Metia-me sempre com ele puxando-lhe o pelo sobre a cabeça, mas, num certo dia, ao tentar recuar com mais rapidez do que ele investia, estava um colega atrás de mim que me atropelou…

ABELHAS!!!... era este o grito de alerta. Era este o grito que fazia o pessoal da Companhia, a correr a sete pés.

Assustava mais este grito, que o grito ”Aí estão eles!”, grito que acontecia no milésimo de segundo imediato a um tiro do inimigo.

Duas histórias para contar:

Certa vez, vinha a Companhia de regresso ao quartel de Olossato e, como sempre, extenuada, de uma operação muito perto da base de Morés.

Sei que naquela zona evitávamos sempre que possível os trilhos, pois sabíamos e alguns até, infelizmente, na pele, que naqueles trilhos era frequente aparecerem minas anti-pessoais.

A certa altura, já perto do aquartelamento do Olossato (aproximadamente 1 Km.), voltamos inevitavelmente a um trilho.

Vínhamos em fila indiana e, cada um, como já era usual, vinha com a atenção redobrada, o coração a rebater forte e a respiração sustida e vinha a ver aonde o da frente punha os pés para pôr os dele também, pois assim julgava livrar-se ele da causa directa do accionamento duma mina e das respectivas consequências.
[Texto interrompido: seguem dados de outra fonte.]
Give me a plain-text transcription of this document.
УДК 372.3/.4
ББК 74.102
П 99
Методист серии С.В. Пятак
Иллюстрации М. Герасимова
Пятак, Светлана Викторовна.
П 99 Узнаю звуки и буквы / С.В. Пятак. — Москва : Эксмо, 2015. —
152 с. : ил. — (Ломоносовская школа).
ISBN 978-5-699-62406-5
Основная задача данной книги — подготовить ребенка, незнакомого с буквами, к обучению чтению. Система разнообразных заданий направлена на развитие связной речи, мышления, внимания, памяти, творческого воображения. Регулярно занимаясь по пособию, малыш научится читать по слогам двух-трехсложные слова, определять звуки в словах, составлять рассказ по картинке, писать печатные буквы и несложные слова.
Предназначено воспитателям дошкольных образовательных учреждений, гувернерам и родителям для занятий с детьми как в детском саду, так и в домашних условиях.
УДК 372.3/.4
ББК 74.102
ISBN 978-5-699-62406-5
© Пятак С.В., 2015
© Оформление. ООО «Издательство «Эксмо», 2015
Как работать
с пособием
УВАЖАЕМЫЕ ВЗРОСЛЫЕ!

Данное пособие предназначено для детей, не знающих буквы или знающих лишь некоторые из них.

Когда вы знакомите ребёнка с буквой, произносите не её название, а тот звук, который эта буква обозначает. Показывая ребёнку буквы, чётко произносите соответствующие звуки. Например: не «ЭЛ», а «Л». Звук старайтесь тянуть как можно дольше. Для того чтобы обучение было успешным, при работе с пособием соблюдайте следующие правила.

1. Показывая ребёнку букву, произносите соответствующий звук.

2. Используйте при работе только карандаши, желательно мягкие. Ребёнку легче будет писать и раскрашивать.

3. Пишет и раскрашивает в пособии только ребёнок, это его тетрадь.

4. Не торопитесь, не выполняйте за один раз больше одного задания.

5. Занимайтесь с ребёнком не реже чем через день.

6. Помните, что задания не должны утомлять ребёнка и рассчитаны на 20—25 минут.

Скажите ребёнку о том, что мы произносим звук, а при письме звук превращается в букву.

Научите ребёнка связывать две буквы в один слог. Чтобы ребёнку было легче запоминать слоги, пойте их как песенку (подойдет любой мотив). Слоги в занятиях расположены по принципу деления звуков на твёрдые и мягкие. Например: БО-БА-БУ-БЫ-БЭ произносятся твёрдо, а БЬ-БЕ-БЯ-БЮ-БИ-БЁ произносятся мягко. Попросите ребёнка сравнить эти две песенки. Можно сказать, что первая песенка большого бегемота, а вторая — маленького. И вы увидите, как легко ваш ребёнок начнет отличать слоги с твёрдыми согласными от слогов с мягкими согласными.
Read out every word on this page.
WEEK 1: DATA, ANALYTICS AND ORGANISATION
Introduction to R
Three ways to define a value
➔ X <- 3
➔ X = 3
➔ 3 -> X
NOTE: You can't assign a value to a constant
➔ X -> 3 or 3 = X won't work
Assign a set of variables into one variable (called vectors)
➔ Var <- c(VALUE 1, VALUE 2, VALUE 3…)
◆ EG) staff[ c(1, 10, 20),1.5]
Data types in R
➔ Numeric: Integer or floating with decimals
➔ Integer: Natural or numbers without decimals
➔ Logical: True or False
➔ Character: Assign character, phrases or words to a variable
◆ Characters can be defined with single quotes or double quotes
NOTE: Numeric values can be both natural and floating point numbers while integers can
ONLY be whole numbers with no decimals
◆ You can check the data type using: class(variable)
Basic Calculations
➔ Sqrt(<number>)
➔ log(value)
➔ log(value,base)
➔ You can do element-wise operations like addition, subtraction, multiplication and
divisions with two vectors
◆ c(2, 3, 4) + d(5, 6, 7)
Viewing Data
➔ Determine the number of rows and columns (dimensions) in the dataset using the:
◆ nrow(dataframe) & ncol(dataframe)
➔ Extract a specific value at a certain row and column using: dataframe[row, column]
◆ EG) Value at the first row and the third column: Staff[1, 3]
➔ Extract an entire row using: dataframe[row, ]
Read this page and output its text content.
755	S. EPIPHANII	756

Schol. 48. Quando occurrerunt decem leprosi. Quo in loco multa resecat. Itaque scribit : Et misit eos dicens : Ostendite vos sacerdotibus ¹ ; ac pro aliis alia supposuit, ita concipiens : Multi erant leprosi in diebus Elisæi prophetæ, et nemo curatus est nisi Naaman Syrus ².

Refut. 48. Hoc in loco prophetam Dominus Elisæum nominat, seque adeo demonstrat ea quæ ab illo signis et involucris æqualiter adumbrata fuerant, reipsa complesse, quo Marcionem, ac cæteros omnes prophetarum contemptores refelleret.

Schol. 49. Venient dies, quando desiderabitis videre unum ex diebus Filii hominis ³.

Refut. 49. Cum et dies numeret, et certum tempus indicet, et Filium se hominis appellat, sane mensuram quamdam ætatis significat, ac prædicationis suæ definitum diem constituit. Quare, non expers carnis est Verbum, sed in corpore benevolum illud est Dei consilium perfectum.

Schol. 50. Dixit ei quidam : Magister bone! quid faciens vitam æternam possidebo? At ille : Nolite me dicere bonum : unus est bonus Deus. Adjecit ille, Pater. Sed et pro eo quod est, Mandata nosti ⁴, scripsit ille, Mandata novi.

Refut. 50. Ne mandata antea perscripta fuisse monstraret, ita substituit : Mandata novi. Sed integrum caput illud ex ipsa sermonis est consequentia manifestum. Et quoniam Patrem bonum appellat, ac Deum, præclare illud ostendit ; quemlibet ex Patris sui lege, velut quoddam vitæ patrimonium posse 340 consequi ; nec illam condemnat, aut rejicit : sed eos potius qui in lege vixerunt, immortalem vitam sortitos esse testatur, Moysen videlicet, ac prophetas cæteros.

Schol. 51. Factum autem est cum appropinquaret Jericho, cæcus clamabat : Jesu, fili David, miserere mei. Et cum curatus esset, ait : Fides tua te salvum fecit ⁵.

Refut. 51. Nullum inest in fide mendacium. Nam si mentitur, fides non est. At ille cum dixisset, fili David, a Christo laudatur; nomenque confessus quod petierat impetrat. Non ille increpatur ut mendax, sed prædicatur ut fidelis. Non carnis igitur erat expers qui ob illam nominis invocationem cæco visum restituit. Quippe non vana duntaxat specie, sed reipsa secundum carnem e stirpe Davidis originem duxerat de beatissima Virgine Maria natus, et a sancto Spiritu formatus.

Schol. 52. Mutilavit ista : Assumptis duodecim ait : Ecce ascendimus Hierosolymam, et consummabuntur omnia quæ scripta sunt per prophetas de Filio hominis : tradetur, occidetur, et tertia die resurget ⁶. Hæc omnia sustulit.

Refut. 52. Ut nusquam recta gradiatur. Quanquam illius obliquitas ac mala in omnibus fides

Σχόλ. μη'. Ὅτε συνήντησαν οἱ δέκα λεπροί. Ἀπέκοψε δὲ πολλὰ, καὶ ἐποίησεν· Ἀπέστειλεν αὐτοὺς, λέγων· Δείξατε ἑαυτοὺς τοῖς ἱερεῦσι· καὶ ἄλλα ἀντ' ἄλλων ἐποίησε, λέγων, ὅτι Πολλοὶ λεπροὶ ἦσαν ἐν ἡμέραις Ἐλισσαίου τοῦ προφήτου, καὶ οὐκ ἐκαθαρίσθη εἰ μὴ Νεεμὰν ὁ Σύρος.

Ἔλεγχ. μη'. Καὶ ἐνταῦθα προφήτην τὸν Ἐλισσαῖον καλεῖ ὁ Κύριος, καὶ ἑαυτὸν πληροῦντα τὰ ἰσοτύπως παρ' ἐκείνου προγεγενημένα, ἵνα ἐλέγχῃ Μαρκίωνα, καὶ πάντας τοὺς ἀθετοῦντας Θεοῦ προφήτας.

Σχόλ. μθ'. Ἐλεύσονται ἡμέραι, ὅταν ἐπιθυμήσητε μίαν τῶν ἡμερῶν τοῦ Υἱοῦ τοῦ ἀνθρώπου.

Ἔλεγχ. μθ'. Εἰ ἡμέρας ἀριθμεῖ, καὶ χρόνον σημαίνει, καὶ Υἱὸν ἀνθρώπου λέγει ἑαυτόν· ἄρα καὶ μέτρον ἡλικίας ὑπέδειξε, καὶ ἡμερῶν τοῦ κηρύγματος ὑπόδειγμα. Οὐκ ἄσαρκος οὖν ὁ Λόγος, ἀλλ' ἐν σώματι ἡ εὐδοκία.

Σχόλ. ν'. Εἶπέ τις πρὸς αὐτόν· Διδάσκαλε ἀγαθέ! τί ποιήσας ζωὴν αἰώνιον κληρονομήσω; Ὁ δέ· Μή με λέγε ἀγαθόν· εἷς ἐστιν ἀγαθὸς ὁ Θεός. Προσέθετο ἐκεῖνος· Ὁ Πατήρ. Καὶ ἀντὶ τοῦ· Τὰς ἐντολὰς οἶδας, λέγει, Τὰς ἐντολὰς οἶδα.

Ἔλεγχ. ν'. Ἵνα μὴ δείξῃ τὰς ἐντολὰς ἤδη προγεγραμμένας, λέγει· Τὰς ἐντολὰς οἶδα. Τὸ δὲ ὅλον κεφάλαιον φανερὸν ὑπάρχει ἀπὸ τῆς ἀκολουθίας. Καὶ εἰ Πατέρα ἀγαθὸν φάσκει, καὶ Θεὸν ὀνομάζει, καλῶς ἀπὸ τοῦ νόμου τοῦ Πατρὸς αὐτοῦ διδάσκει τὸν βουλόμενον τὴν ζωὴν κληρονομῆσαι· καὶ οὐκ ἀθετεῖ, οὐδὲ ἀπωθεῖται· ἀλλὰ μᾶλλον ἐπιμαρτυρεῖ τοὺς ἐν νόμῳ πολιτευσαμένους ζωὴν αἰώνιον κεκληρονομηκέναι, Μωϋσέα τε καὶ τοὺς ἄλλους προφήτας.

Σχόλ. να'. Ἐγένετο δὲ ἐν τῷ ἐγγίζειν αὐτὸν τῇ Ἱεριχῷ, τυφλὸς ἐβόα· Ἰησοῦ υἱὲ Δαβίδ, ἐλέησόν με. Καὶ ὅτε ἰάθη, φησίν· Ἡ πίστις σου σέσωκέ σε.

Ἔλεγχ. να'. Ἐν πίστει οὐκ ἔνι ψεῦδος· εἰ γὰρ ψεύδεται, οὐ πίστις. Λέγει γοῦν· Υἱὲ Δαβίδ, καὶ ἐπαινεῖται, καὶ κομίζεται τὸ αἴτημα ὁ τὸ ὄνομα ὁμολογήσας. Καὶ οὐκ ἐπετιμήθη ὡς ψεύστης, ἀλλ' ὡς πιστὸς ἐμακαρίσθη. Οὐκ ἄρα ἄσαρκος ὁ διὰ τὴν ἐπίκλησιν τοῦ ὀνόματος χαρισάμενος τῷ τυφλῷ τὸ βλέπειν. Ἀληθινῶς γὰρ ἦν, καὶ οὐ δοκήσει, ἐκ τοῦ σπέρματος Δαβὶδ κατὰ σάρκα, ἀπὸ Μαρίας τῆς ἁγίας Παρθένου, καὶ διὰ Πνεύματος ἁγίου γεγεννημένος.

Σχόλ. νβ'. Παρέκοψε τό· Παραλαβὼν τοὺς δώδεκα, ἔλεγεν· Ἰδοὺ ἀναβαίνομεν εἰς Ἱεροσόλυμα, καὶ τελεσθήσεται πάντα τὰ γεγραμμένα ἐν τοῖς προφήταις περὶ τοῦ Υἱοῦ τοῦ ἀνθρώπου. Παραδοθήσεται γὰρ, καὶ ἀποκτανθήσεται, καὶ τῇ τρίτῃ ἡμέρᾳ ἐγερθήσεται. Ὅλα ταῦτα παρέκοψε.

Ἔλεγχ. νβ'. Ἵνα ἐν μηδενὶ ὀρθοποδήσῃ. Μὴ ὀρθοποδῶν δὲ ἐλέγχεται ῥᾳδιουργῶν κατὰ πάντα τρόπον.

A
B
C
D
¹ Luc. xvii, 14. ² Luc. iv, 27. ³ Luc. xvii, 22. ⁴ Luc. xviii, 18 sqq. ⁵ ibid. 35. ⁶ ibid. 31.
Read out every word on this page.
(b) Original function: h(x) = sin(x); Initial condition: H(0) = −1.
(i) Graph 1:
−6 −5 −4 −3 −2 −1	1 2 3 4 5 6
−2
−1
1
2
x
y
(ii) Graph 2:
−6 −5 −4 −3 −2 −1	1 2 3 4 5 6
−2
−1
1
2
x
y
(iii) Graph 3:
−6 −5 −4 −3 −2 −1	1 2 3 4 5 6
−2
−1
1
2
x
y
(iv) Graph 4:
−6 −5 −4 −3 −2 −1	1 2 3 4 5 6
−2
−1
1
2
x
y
Lembro que o indivíduo que tinha a desdita de pisar uma mima A/P, normalmente ia a bota e o pé dentro pelos ares. Esta atenção obrigava a Companhia a deslocar-se com alguma lentidão e morosidade.

Chegou-se até fazer o levantamento de uma mina A/P.

De repente, um pouco atrás de onde eu ia na coluna, alguém grita: ABELHAS!!! Foi como o tiro de pistola num prova de 100m, nas Olimpíadas.

Toda a gente enceta uma correria (que me fez lembrar o filme “A Revolta dos Cossacos” onde neste filme vê-se uma frente alongada de soldados a fugir) em direcção ao quartel. Esqueceram-se as minas, deixou-se o trilho, acabaram os cuidados com emboscadas e… foi, mas, um “ver se te avias”.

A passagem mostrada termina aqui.